Dr Knock

Dr. Knock

1966 United Kingdom

Jules Romains’ Doctor Knock (or Knock ou le Triomphe de la médecine) is one of those rare comedies that manages to entertain and unsettle in equal measure. First staged in 1923 at the Théâtre des Champs-Élysées under the direction of Louis Jouvet, the story became something of a French schoolroom classic and has long since earned its place as a staple of French theatrical tradition—one that continues to resonate far beyond its original era.

Translated into the English language by Harley Granville-Barker, it premiered in London at the Royalty Theatre in April 1924.

At first glance, the premise feels delightfully simple: a new doctor arrives in a sleepy rural town and transforms a failing practice into a booming enterprise. But under Romains’ sharp pen, this becomes something much more incisive.

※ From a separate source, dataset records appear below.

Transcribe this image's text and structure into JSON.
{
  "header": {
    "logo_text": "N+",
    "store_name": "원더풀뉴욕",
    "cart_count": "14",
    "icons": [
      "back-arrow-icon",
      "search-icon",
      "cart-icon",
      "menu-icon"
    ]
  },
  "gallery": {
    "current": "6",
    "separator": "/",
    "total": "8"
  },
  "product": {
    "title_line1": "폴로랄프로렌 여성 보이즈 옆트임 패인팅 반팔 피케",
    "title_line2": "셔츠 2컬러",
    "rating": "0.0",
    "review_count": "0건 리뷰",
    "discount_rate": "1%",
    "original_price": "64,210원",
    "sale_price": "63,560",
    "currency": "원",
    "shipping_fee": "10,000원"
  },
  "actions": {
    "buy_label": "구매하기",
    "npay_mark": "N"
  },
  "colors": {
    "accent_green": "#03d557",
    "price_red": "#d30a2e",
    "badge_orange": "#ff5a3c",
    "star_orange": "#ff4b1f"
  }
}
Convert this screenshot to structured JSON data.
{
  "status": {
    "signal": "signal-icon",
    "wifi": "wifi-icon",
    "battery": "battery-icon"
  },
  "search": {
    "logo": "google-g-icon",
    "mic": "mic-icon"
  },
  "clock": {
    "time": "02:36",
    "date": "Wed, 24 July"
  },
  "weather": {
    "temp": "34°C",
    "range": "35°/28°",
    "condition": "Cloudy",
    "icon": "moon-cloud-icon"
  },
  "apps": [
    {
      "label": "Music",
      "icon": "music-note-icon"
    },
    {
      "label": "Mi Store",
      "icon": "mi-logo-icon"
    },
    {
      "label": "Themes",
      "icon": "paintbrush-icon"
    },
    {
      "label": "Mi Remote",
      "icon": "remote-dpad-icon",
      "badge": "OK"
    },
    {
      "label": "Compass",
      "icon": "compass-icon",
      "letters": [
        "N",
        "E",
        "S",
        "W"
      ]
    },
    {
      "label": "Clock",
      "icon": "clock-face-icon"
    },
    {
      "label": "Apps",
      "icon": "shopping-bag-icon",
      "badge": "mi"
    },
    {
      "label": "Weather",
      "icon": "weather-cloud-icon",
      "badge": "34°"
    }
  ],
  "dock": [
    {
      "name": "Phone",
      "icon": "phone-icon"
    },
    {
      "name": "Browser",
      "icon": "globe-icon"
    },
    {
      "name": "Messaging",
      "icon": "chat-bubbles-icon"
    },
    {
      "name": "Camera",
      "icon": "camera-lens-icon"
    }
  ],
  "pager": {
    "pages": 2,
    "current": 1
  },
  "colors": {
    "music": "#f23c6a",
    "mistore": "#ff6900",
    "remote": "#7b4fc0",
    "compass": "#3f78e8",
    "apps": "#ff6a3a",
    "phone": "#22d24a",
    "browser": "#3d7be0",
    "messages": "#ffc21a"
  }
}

Romains skewers not just the medical profession but the human tendency toward self-diagnosis, health obsession, and the seduction of authoritative language. The villagers’ rapid descent into hypochondria feels exaggerated, yet uncomfortably familiar in a world increasingly preoccupied with wellness trends and medical information.  It’s this that fuels the play’s humour: we laugh at the gullible villagers, yet the laughter catches slightly in the throat when we recognize our own anxieties reflected back at us.

Dr Knock

The 1966 Theatre 625 BBC television adaptation benefits enormously from its casting. Leonard Rossiter brings a sly intelligence and unsettling charm to Dr. Knock, making him less a caricature and more a chillingly believable opportunist who is no more than a scheming quack. Opposite him, John le Mesurier as the weary Dr. Parpalaid provides a perfect foil—bemused, understated, and quietly outmatched. Their interplay underscores the central tension between old-fashioned, almost casual medicine and the rising tide of professionalized, profit-driven healthcare . Dr. Knock’s philosophy—that no one is truly healthy and that everyone is, in some sense, a patient-in-waiting—is both absurd and eerily plausible.

In the end, this is a comedy with teeth—one that draws blood precisely because it lands so close to home. It provokes laughter, certainly, but also a flicker of self-awareness: the uneasy recognition of how readily we outsource our certainty to a reassuring voice without checking its credentials, and how quickly a casual worry can be coaxed into conviction. The joke is on the villagers, until it isn’t; their credulity begins to look suspiciously like our own. And when the laughter fades, what remains is a faint, prickling embarrassment at the thought that, under the right pressure and the right rhetoric, we too might be persuaded to become patients-in-waiting.